Right now, none of the alternative sources of energy can compete economically with petroleum and coal and other conventional sources. It’s also the case that time and time again, we have found that developing alternative sources has undesirable, unanticipated consequences. The push for ethanol fuel produced from corn, for example, resulted in driving the price of a bushel of corn up significantly. This had a huge impact on people who used corn for purposes other than fuel — purposes that weren’t subsidized. Cattleman, for example, were suddenly faced with significantly higher feed prices. [my emphasis]
While Cheney’s report did have a chapter on “Nature’s Power,” (which is not, interestingly, one of the two he accused critics of having not read), just one paragraph on any alternative source of power but hydropower shows up on the chapter on “Energy for a New Century.”
Hydropower is, to date, the most successful form of renewable energy. However, some forms of renewable energy generation—wind, geothermal, and biomass— have the potential to make more significant contributions in coming years, and the cost of most forms of renewable energy has declined sharply in recent years. The most important barrier to increased renewable energy production remains economic; nonhydropower renewable energy generation costs are greater than other traditional energy sources. The following chapter discusses renewable and alternative energy in greater detail
Never mind that Cheney’s understanding of the competitiveness of alternatives by 2011, particularly with coal, which the report boosted aggressively, was badly mistaken.
He argued in 2011 — 10 years after 9/11 and 7 years after the Iraq War had descended into a clusterfuck — that alternative energy has some nasty unintended consequences (he might have a point if he talked about how Ethanol contributed to increase food insecurity for actual human beings, which contributes to political instability, but apparently he sees feeding Americans cheap grain fed beef to be a higher priority).
And of course, the nasty unintended consequence that is climate change did not show up in this discussion in the least.

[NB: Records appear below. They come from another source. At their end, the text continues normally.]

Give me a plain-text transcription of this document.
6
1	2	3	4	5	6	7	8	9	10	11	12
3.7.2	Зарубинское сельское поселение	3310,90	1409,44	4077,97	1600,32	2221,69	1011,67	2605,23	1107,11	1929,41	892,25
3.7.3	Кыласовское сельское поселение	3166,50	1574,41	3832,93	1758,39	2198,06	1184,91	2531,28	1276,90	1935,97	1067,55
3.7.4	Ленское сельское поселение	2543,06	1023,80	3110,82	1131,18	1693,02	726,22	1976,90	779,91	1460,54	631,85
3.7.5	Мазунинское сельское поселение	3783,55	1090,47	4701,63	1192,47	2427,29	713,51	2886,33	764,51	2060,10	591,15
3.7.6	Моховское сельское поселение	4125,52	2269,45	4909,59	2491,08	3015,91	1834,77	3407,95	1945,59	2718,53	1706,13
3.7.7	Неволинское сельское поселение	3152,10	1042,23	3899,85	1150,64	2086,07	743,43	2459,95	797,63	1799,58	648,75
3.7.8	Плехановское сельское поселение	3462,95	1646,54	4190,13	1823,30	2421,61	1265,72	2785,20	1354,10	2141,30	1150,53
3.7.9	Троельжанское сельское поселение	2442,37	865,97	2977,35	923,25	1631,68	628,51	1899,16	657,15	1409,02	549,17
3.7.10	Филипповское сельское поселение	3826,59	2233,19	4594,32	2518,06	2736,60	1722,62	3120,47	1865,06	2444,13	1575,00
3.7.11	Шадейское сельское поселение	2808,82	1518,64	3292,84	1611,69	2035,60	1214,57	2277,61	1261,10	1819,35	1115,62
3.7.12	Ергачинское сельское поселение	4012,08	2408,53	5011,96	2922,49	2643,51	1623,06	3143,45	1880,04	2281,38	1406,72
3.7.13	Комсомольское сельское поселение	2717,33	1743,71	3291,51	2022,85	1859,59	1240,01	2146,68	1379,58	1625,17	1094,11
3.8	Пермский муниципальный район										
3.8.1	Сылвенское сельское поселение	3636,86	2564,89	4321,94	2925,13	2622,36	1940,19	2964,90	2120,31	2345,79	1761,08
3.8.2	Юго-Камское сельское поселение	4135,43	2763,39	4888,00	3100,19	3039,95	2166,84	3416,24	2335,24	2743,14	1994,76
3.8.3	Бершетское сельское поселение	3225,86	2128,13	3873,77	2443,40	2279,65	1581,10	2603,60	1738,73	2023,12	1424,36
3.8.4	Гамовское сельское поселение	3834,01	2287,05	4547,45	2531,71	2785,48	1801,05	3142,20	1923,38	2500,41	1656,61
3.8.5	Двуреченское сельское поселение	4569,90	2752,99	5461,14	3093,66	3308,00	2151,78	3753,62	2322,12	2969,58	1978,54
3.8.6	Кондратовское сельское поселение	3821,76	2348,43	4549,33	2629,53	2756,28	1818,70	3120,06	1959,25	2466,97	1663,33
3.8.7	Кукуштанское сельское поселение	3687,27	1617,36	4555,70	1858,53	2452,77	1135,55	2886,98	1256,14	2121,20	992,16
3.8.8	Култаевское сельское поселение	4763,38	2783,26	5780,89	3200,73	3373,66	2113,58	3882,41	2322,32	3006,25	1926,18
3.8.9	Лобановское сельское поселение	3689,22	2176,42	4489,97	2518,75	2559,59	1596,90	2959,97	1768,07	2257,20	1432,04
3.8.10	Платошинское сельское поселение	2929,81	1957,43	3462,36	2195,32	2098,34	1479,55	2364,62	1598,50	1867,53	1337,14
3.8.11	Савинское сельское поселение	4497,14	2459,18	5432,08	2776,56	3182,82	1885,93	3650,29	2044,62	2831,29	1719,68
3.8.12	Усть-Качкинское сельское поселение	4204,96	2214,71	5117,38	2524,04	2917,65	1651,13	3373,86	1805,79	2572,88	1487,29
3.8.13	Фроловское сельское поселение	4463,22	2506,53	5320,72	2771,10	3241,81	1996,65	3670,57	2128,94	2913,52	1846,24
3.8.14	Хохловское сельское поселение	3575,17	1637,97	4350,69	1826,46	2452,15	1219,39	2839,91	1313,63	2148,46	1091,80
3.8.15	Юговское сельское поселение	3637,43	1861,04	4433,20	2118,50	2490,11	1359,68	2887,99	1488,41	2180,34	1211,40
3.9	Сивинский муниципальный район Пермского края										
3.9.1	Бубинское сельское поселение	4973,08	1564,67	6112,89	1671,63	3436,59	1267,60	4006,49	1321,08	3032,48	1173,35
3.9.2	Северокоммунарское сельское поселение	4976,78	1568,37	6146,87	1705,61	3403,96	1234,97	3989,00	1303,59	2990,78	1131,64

On May 16, 2001, Dick Cheney released a report declaring (based partly on a shortage in CA artificially caused by Enron) an energy crisis, and proposing recommendations to bring more fossil fuels online quickly, as well as nuclear power.
America in the year 2001 faces the most serious energy shortage since the oil embargoes of the 1970s.
This imbalance, if allowed to continue, will inevitably undermine our economy, our standard of living, and our national security.
Present trends are not encouraging, but they are not immutable. They are among today’s most urgent challenges, and well within our power to overcome. Our country has met many great tests. Some have imposed extreme hardship and sacrifice. Others have demanded only resolve, ingenuity, and clar ity of purpose. Such is the case with energy today.
We submit these recommendations with optimism. We believe that the tasks ahead, while great, are achievable. The energy crisis is a call to put to good use the resources around us, and the talents within us. It summons the best of America, and offers the best of rewards – in new jobs, a healthier environment, a stronger economy, and a brighter future for our people.
Four months later, 19 Arabs, 15 of whom were Saudis, destroyed the World Trade Center and damaged the Pentagon. All of them were motivated, in part, by America’s increasing presence in the Middle East.